Ieri alcune “fonti” della Guardia costiera italiana hanno spiegato che la Ocean Viking “si trovava in prossimità delle coste siciliane”. La sostanza non cambia. L’Mrcc ha preferito attendere che intervenisse la cosiddetta Guardia costiera libica, fingendo di non sapere ciò che sappiamo da anni: i libici non salvano persone in mare ma nel migliore dei casi recuperano i vivi per riportarli nell’inferno dei lager finanziati anche dal governo italiano. Alarm Phone racconta di avere avvisato Italia, Malta, Libia. La cosiddetta Guardia Costiera libica più di tre ore dopo, alle 20.44, ha risposto ad Alarm Phone che “siccome c’erano le onde alte non avrebbero inviato nessuno”.
Solo alle 21.40 l’Italia, attraverso l’Mrcc, decide di avvisare una nave di rifornimento di piattaforma petrolifera – la Vos Triton – che in passato, coinvolta in soccorsi, si è macchiata di respingimenti illegali in Libia. A quel punto, era notte fonda, non è rimasto che recuperare i 25 sopravvissuti e constatare il decesso di 61 persone, tra cui donne e bambini. Secondo il progetto Missing Migrants dell’Organizzazione internazionale per le migrazioni (Oim), dall’inizio del 2023 sono morte 2.511 persone in mare. Ma secondo l’organizzazione EuroMed Rights questo numero è sottostimato. L’aumento in percentuale, secondo i dati dell’Oim , sarebbe addirittura del 60%. “Sono oltre 2.271 le persone che hanno perso la vita nel Mediterraneo Centrale quest’anno – spiega il portavo e Oim, Flavio di Giacomo – l’anno scorso in tutto l’anno furono 1.417, un numero drammatico che purtroppo dimostra che non si fa abbastanza per salvare vite in mare”.

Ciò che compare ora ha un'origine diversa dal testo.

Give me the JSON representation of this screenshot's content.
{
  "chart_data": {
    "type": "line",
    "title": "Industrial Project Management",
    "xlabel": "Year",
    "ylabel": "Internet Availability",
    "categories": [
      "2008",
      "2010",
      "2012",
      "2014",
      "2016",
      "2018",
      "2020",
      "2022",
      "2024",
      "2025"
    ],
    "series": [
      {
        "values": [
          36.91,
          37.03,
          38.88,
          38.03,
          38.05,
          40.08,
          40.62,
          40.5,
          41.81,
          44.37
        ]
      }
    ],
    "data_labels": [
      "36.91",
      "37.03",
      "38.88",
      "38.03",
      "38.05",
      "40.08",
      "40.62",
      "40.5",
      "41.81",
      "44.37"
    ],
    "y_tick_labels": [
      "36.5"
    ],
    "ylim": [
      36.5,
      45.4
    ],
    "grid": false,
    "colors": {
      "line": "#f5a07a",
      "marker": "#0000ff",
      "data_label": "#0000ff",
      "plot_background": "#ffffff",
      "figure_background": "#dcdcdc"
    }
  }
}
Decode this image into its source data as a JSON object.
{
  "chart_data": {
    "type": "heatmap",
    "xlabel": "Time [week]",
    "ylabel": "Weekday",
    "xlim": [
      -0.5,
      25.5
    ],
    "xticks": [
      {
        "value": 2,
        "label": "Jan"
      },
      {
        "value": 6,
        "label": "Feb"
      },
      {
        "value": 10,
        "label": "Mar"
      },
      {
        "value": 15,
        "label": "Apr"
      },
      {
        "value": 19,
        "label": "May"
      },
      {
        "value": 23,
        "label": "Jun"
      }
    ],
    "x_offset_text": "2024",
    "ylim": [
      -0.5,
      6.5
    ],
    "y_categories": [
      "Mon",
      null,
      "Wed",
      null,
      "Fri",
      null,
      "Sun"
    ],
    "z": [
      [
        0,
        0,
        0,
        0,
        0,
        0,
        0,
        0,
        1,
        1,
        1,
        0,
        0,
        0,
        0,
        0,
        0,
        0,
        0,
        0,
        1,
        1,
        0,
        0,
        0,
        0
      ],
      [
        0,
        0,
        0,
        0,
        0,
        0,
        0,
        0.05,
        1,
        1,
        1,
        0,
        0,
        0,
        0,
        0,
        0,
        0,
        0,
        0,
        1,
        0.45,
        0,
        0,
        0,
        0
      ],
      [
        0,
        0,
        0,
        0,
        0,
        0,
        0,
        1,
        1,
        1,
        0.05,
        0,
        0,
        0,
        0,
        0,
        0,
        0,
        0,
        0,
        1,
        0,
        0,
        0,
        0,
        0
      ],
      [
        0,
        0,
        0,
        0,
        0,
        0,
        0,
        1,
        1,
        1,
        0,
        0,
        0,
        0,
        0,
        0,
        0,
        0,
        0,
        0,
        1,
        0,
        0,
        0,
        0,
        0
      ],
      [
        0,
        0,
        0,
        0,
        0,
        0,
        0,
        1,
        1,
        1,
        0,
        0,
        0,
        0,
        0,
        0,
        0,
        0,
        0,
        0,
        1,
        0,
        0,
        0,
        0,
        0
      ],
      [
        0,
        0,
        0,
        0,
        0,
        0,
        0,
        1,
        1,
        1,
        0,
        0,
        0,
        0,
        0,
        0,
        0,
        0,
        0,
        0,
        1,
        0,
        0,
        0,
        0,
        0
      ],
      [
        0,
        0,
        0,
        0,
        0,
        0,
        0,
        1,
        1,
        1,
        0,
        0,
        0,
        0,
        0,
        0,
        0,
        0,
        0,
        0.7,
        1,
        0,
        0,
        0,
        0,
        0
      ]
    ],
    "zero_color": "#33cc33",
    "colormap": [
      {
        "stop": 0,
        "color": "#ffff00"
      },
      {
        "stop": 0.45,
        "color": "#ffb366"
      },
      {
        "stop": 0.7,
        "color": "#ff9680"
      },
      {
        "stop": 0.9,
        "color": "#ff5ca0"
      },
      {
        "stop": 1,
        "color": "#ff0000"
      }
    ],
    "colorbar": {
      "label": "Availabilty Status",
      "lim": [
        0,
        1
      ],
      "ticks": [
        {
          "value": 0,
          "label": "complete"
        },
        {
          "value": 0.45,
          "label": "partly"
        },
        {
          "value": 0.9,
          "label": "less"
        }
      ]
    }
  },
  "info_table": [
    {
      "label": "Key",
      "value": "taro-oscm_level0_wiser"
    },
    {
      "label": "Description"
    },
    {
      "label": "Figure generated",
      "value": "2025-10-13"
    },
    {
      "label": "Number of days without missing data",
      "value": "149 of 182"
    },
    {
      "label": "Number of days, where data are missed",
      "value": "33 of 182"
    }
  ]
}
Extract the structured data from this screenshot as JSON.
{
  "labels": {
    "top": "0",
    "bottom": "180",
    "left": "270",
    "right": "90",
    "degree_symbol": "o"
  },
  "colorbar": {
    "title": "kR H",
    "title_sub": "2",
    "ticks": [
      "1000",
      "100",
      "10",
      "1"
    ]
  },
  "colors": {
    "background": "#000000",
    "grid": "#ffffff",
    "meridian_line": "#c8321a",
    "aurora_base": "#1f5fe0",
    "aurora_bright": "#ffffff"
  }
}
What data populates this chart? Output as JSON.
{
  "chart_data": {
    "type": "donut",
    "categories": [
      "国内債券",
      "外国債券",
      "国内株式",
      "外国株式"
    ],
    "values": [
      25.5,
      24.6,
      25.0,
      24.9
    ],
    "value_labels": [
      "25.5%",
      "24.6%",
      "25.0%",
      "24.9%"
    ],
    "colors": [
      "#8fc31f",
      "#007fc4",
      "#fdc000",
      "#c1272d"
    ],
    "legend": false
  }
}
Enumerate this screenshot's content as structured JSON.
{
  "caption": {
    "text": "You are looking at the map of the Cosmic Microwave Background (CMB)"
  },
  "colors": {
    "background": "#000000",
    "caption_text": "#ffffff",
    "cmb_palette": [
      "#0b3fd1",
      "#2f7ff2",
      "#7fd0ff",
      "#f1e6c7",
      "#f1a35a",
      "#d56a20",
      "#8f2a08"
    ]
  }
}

Otto morti al giorno nel Mediterraneo non spingono a una riflessione il governo. A nessuno dalle parti di Palazzo Chigi viene il dubbio che boicottando i salvataggi per decreto alla fine ai naufraghi capiti di annegare. Ciò che interessa al governo è tenere lontano dagli occhi i morti e i diritti violati. Si insiste nell’investire 650 milioni di euro per aprire Cpr in Albania e sventolare un nebuloso Piano Matteo sul fronte africano. Proprio a proposito del cosiddetto Piano Mattei che ancora non ha visto nessuno ieri il ministro agli Esteri Antonio Tajani in un’intervista a La Stampa ha fatto sapere che si starebbe creando una “struttura di governance, ma nel frattempo molte iniziative del governo vanno in quella direzione”. “Abbiamo aumentato le 500 borse di studio a studenti africani e stretto un accordo con l’università di Perugia per fornire alle imprese italiane degli studenti africani laureati in Italia”, spiega Tajani secondo cui “il Piano Mattei, in fondo, è soprattutto un metodo”. Chissà qual è, nel “metodo” Mattei, il ruolo dei morti che potevano essere salvati.